Q: If you could eat with any three people for one meal, who would it be and why?

A: Three people I would love to have lunch with would be my grandfather, Michelle Obama and Oprah. My grandfather, because I would give about anything to have one more conversation with him. He was an extremely intelligent man and I would love to hear his advice from his experiences as a businessman. Next, Michelle Obama because I think that she is so very fascinating and a genuine person. Lastly, Oprah because she is the absolute product of the American Dream. She was born into poverty and has worked to be quite possibly one of the most influential woman of our time.

Q: Who has influenced you the most in your life and why?

A: I will have to say that I have been so fortunate to have the opportunity to grow up surrounded by a supportive family and role models. My mother has definitely been influential. She is an extraordinarily strong and motivated person. The older that I become, the more I see what kind of sacrifices that she made for me and my sisters. Both of my grandmothers have also been instrumental in my life. They are both very strong women who have encouraged and promoted my educational and career aspirations.
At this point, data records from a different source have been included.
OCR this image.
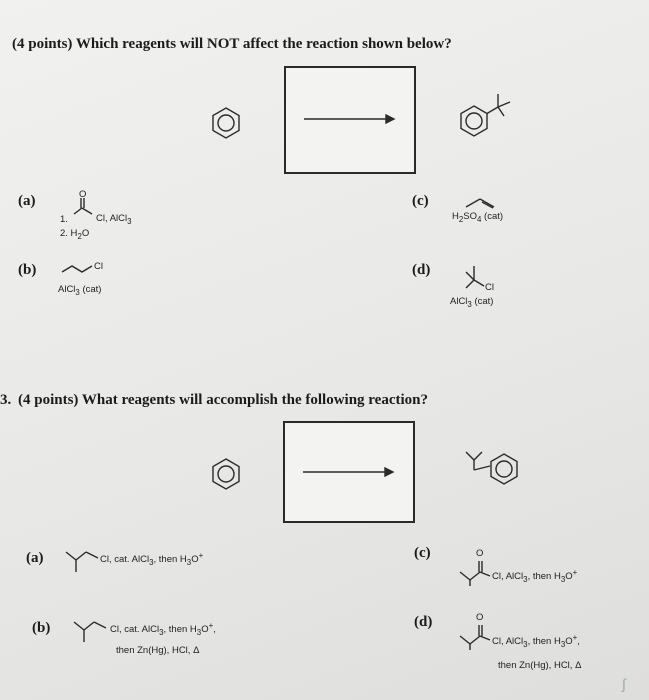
(4 points) Which reagents will NOT affect the reaction shown below?
(a)	O
1.	Cl, AlCl$_3$
2. $H_2O$
(c)
$H_2SO_4$ (cat)
(b)	Cl
AlCl$_3$ (cat)
(d)
Cl
AlCl$_3$ (cat)
3. (4 points) What reagents will accomplish the following reaction?
(a)	Cl, cat. AlCl$_3$, then $H_3O^+$	(c)	O
Cl, AlCl$_3$, then $H_3O^+$
(b)	Cl, cat. AlCl$_3$, then $H_3O^+$,
then Zn(Hg), HCl, Δ
(d)	O
Cl, AlCl$_3$, then $H_3O^+$,
then Zn(Hg), HCl, Δ
∫
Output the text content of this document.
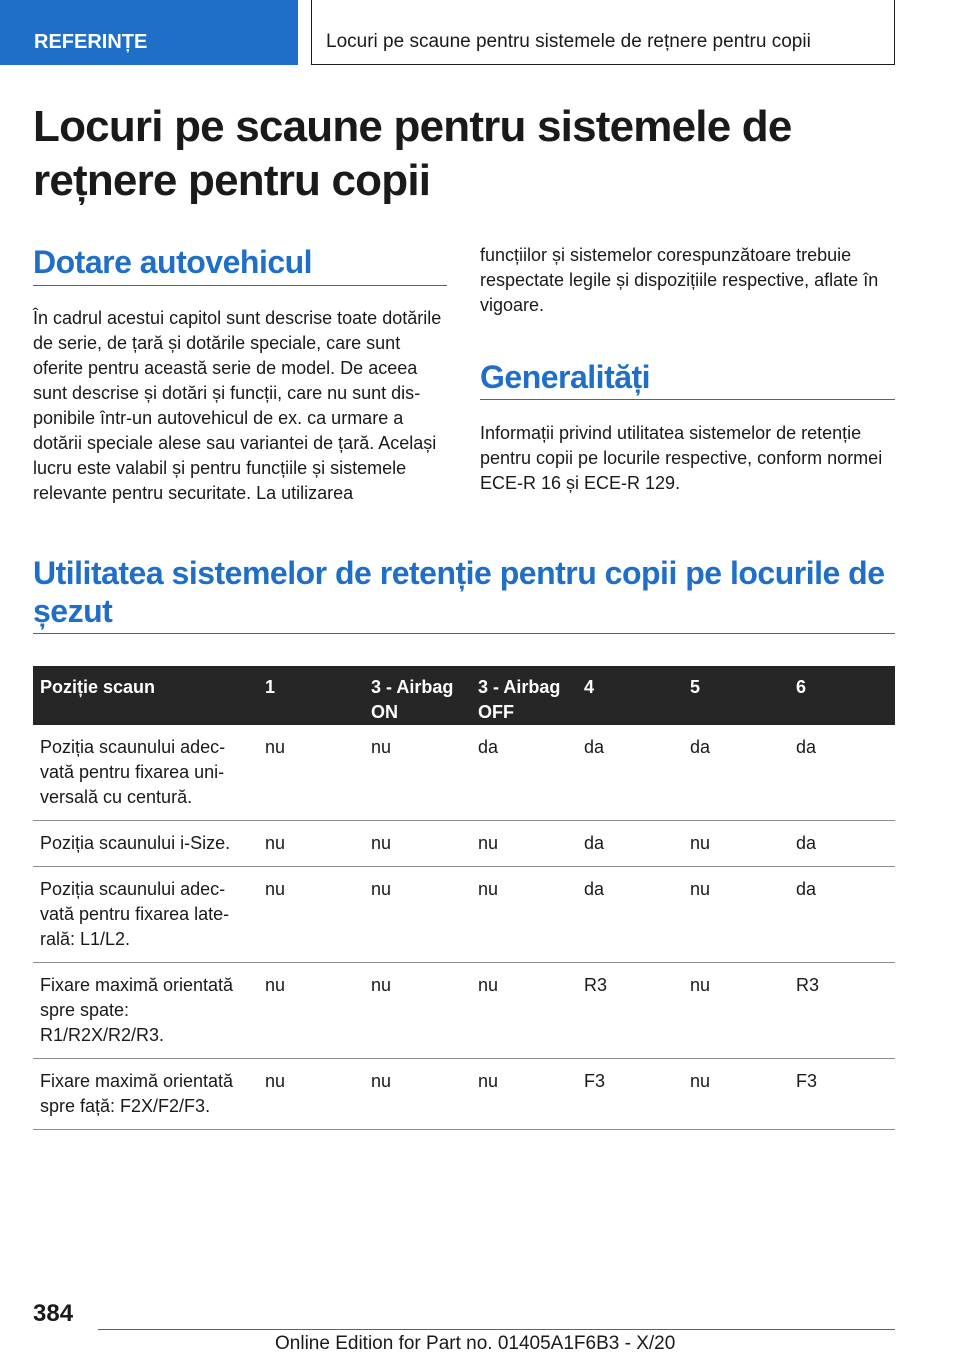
REFERINȚE	Locuri pe scaune pentru sistemele de rețnere pentru copii
Locuri pe scaune pentru sistemele de rețnere pentru copii
Dotare autovehicul

În cadrul acestui capitol sunt descrise toate dotările de serie, de țară și dotările speciale, care sunt oferite pentru această serie de model. De aceea sunt descrise și dotări și funcții, care nu sunt disponibile într-un autovehicul de ex. ca urmare a dotării speciale alese sau variantei de țară. Același lucru este valabil și pentru funcțiile și sistemele relevante pentru securitate. La utilizarea

funcțiilor și sistemelor corespunzătoare trebuie respectate legile și dispozițiile respective, aflate în vigoare.

Generalități

Informații privind utilitatea sistemelor de retenție pentru copii pe locurile respective, conform normei ECE-R 16 și ECE-R 129.

Utilitatea sistemelor de retenție pentru copii pe locurile de șezut
Poziție scaun	1	3 - Airbag ON	3 - Airbag OFF	4	5	6
Poziția scaunului adecvată pentru fixarea universală cu centură.	nu	nu	da	da	da	da
Poziția scaunului i-Size.	nu	nu	nu	da	nu	da
Poziția scaunului adecvată pentru fixarea laterală: L1/L2.	nu	nu	nu	da	nu	da
Fixare maximă orientată spre spate: R1/R2X/R2/R3.	nu	nu	nu	R3	nu	R3
Fixare maximă orientată spre față: F2X/F2/F3.	nu	nu	nu	F3	nu	F3
384
Online Edition for Part no. 01405A1F6B3 - X/20
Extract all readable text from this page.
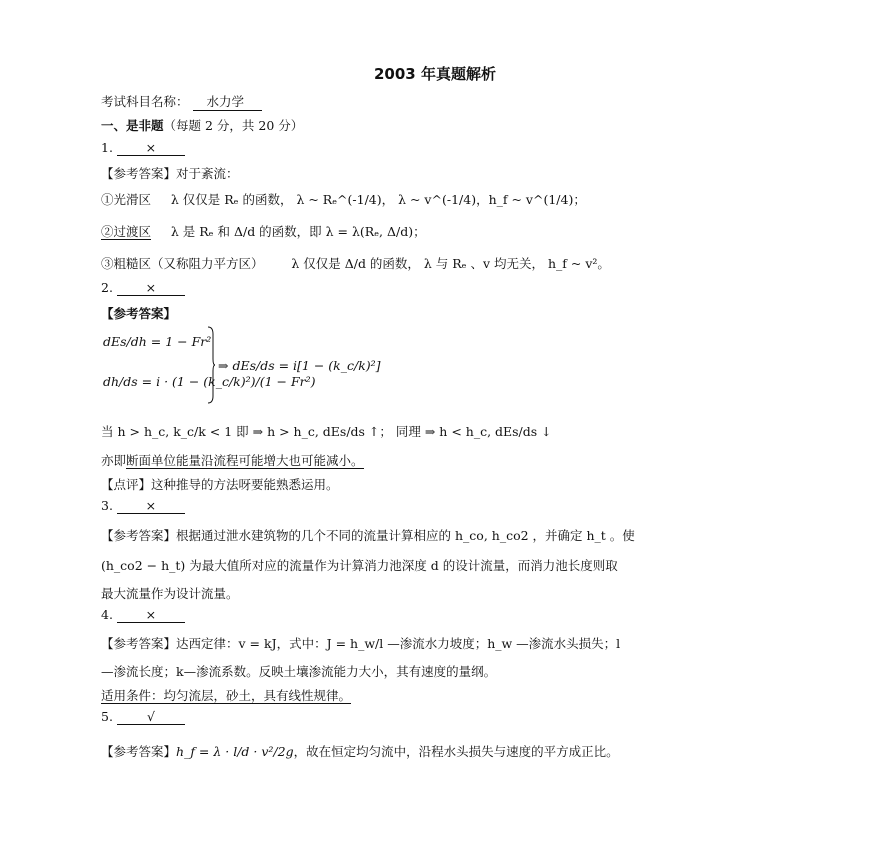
2003 年真题解析
考试科目名称： 水力学
一、是非题（每题 2 分，共 20 分）
1.	×
【参考答案】对于紊流：
①光滑区 λ 仅仅是 Rₑ 的函数， λ ~ Rₑ^(-1/4)， λ ~ v^(-1/4)，h_f ~ v^(1/4)；
②过渡区 λ 是 Rₑ 和 Δ/d 的函数，即 λ = λ(Rₑ, Δ/d)；
③粗糙区（又称阻力平方区） λ 仅仅是 Δ/d 的函数， λ 与 Rₑ 、v 均无关， h_f ~ v²。
2.	×
【参考答案】
dEs/dh = 1 − Fr²
dh/ds = i · (1 − (k_c/k)²)/(1 − Fr²)
⇒ dEs/ds = i[1 − (k_c/k)²]
当 h > h_c, k_c/k < 1 即 ⇒ h > h_c, dEs/ds ↑； 同理 ⇒ h < h_c, dEs/ds ↓
亦即断面单位能量沿流程可能增大也可能减小。
【点评】这种推导的方法呀要能熟悉运用。
3.	×
【参考答案】根据通过泄水建筑物的几个不同的流量计算相应的 h_co, h_co2 ，并确定 h_t 。使
(h_co2 − h_t) 为最大值所对应的流量作为计算消力池深度 d 的设计流量，而消力池长度则取
最大流量作为设计流量。
4.	×
【参考答案】达西定律：v = kJ，式中：J = h_w/l —渗流水力坡度；h_w —渗流水头损失；l
—渗流长度；k—渗流系数。反映土壤渗流能力大小，其有速度的量纲。
适用条件：均匀流层，砂土，具有线性规律。
5.	√
【参考答案】h_f = λ · l/d · v²/2g，故在恒定均匀流中，沿程水头损失与速度的平方成正比。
Both believe in the strength of family, which has carried over to be a very important part of my life. They have all shared the value of being kind to your neighbor, being grateful for what you have been given in this life and lending a helping hand to those who may not be as fortunate, which is why I believe I chose the profession of social work.

Q: What is something most people don't know about you?

A: I like to go hunting. My boyfriend, Kyle, is a big hunter and when we first started dating, I had never shot a rifle or shotgun in my life. He taught me that you can find an unbelievable amount of beauty and mystery in nature. Getting up before dawn and seeing the earth come alive is an amazing experience.